Öncelikle Leyla Güven şahsında tecride karşı başlatılar eyleme ilişkin ne söylemek istersiniz?
Leyla Güven’ in 7 Kasım 2018’de kamuoyuna duyurduğu süresiz-dönüşümsüz açlık grevi kararı yeni bir direniş sürecinin de başlangıcı oldu. 12 Eylül faşizmine karşı görkemli direnişin sergilendiği Amed Zindanı’nda bu kez AKP-MHP faşizmine karşı yeni bir mücadele bayrağı dalgalandı. Leyla arkadaşımızın öncülük ettiği bu mücadele cezaevleri başta olmak üzere Hewler, Süleymaniye, Strasbourg, Galler ve daha pek çok yerde yeni katılımlarla büyümektedir. Kürt halkına dayatılan zor ve zulüm politikalarına, inkar, imha ve asimilasyon politikalarına karşı nasıl bir duruş sergilenmesi gerekliliğini de göstermektedir. Leyla Güven bu eylemle kendisi için değil halkların, kadınların geleceği için, barış ve özgürlük için halkın gerçek temsilcisi olarak sorumluluk üstlenmiştir. Sayın Abdullah Öcalan üzerinde 20 yıldır İmralı‘da sürdürülen tecrit, siyasi iktidar tarafından sistematik işkence düzenine dönüştürülmüştür. 2015 yılında Dolmabahçe Mutabakatı’nın yok sayılması, müzakere masasının devrilmesinden bu yana, Anayasal ve yasal hakların dahi gasp, devrilmesinden bugüne, ağır tecrit, mutlak tecride dönüştürülmüştür. O günden bugüne Türkiye’nin içine girdiği şiddet sarmalı hak ve özgürlüklerin kaldırılması, ekonomik, siyasi kriz Kürt sorunundaki çözümsüzlük ve tecrit politikaları ile doğrudan bağlantılıdır. Sayın Güven başlattığı eylemle bu gerçeğe dikkat çekmektedir.
Leyla Güven’in başlatmış olduğu eyleme karşı cezaevlerinden destek geldi. Şu anda 200’den fazla tutsak süresiz-dönüşümsüz açlık grevinde. Bunu nasıl değerlendiriyorsunuz?

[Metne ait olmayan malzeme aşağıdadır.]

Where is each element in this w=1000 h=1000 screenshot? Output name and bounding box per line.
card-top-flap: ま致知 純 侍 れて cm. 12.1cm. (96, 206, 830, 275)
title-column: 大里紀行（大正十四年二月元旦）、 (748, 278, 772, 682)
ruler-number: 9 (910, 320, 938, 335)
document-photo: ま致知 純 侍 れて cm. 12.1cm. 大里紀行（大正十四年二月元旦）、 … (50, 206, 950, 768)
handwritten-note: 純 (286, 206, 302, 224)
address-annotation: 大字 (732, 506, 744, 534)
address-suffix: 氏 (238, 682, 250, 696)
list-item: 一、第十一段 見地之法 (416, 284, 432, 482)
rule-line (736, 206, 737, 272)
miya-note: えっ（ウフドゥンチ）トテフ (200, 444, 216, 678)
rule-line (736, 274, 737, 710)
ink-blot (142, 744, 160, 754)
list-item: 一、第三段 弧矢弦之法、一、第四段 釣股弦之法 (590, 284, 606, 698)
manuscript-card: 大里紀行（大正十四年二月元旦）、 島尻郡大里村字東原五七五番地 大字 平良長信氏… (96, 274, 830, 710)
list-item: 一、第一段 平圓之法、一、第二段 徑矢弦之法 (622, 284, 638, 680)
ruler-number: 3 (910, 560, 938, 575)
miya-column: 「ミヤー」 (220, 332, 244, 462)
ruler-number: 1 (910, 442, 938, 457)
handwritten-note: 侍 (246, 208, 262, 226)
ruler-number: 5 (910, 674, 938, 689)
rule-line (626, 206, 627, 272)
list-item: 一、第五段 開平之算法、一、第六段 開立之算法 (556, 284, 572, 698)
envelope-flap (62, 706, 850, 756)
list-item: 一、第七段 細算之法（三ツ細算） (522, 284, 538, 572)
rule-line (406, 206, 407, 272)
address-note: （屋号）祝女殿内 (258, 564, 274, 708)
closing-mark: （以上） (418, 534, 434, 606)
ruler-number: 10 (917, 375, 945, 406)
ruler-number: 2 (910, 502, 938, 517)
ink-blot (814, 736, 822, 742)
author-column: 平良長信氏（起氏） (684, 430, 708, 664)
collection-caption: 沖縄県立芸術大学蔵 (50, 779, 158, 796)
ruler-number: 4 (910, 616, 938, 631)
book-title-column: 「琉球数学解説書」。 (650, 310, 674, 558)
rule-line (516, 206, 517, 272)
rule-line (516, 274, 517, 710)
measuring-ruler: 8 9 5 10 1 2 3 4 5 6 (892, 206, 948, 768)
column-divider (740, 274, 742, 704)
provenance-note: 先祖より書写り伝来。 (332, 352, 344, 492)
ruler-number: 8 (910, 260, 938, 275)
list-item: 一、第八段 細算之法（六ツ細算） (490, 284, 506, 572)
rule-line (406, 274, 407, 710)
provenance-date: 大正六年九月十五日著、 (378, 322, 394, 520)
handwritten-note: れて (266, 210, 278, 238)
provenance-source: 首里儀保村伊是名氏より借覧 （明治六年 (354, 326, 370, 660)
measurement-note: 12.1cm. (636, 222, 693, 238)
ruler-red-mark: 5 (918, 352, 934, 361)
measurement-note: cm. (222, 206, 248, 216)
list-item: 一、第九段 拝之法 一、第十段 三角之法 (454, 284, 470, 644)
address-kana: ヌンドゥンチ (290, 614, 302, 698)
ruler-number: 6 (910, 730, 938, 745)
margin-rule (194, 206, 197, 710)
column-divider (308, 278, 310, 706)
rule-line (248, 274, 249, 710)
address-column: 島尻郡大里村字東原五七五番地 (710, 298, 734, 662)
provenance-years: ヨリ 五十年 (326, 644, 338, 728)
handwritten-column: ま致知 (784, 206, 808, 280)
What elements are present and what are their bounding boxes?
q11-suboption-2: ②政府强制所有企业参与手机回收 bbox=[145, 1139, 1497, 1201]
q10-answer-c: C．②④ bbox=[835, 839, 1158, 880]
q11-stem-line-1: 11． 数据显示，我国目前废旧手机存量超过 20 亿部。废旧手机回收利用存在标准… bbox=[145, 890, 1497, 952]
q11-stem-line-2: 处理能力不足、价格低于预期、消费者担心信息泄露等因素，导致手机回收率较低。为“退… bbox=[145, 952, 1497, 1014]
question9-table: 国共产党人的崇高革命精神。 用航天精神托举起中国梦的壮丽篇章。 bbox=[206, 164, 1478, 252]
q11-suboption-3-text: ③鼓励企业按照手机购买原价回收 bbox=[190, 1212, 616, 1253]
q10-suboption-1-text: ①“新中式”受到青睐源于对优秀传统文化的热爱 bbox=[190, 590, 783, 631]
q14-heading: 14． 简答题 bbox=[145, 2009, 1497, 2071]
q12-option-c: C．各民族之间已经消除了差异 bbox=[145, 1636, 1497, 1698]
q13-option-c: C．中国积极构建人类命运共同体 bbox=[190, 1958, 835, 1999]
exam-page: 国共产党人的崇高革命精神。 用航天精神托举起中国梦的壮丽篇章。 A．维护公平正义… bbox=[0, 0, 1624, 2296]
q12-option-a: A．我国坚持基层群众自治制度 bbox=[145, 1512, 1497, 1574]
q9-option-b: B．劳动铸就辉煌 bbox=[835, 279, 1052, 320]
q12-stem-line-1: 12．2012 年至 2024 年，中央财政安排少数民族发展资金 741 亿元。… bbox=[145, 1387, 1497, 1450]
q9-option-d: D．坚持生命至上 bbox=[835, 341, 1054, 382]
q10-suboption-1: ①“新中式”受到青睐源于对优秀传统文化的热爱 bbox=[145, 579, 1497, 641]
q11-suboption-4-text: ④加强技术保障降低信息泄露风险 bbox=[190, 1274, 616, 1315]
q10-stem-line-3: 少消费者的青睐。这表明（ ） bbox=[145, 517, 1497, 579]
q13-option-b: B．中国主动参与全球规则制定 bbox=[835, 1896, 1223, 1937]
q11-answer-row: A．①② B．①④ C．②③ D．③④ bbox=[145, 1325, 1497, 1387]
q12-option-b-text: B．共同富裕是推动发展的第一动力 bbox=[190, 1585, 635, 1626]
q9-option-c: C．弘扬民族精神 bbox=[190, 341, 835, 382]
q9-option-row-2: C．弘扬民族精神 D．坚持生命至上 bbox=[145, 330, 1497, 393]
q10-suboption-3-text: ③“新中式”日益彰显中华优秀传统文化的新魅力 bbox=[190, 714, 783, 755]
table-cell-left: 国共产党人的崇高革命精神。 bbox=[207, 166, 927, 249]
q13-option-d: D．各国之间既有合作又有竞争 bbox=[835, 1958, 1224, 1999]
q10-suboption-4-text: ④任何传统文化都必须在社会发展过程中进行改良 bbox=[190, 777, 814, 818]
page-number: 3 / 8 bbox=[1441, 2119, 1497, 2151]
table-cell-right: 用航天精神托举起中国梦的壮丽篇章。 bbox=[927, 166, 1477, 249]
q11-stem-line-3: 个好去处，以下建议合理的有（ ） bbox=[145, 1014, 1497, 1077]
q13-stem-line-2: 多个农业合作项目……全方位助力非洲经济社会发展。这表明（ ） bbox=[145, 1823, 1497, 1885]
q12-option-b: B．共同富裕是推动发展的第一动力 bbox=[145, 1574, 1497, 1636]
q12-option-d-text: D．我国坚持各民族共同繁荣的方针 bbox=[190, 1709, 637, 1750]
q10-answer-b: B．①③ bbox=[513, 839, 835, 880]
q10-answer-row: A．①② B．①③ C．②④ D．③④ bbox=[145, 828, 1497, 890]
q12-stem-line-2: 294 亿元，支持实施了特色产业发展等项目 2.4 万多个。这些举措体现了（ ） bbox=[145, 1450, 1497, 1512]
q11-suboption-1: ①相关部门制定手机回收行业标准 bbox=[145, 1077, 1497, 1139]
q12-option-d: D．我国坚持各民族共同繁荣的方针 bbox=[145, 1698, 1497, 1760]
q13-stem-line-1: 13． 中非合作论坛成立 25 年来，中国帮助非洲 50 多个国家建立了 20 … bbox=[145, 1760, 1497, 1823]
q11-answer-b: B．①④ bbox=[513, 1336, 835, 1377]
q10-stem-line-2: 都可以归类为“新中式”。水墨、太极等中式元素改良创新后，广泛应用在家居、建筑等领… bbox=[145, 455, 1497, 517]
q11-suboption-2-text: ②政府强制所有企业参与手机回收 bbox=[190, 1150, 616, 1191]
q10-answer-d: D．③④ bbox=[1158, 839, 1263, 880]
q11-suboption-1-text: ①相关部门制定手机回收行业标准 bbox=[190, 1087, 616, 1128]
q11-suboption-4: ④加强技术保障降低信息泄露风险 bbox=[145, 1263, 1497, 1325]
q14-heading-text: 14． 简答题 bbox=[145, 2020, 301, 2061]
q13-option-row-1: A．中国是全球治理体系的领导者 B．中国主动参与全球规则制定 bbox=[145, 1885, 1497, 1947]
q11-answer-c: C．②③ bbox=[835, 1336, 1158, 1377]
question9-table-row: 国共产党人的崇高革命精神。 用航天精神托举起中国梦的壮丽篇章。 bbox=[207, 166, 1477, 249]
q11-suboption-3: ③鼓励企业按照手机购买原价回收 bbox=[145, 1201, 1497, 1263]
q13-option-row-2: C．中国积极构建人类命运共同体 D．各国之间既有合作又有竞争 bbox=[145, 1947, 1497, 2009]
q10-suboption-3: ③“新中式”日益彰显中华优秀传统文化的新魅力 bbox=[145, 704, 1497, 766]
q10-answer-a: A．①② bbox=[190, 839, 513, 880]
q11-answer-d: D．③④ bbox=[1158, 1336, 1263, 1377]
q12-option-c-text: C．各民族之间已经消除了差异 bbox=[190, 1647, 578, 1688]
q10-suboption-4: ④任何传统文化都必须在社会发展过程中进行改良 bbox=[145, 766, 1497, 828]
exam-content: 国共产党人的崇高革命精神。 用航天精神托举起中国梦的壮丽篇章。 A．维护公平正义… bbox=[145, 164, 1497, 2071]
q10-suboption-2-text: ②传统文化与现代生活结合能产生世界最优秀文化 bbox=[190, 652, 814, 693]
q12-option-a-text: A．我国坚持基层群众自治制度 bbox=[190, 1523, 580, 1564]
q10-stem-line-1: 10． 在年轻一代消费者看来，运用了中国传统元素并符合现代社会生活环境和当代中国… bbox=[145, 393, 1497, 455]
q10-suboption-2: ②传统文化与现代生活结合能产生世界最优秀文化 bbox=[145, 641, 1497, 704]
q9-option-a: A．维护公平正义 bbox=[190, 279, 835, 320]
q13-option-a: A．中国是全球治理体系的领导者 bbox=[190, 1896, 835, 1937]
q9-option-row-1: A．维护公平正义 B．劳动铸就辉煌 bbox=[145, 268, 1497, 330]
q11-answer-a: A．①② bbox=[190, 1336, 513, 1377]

Cezaevleri, siyasi ve toplumsal mücadelenin her döneminde, toplumsal ve siyasal sorunların tıkanması ve çözümsüzlüğün derinleşmesi sürecinde sorumluluk üstlenmiş, mücadelenin önemli bir merkezi olmuştur. Zindanlardaki direniş dalga dalga dışarı da yayılarak hem içeride hem dışarıda halkların eşitlik ve özgürlük bayrağı dalgalandırılmıştır. Zindanlardaki kadın direnişi mücadelesi de bir o kadar görkemlidir. Amed Zindanı’nda Sakine Cansız ve arkadaşlarının direnişi, erkek egemen düzenin temsilcilerinin yüzüne tükürerek kadının cesareti ve kırılmaz iradesinin temsilini bugün zindandaki kadınlar sürdürmektedir. Bugün bir kez daha kadınlara, halklara, inançlara doğaya karşı erkek ulus devletin uyguladığı savaş şiddet politikalarına karşı yine Amed Zindanı’nda kadın öncülüğünde yeni bir mücadele süreci başlamıştır. Amed’de başlayıp Türkiye’deki tüm zindanlara yayılan bu direniş süreci de faşizmi yenilgiye uğratacaktır.
İktidarın sessizliğini nasıl değerlendiriyorsunuz?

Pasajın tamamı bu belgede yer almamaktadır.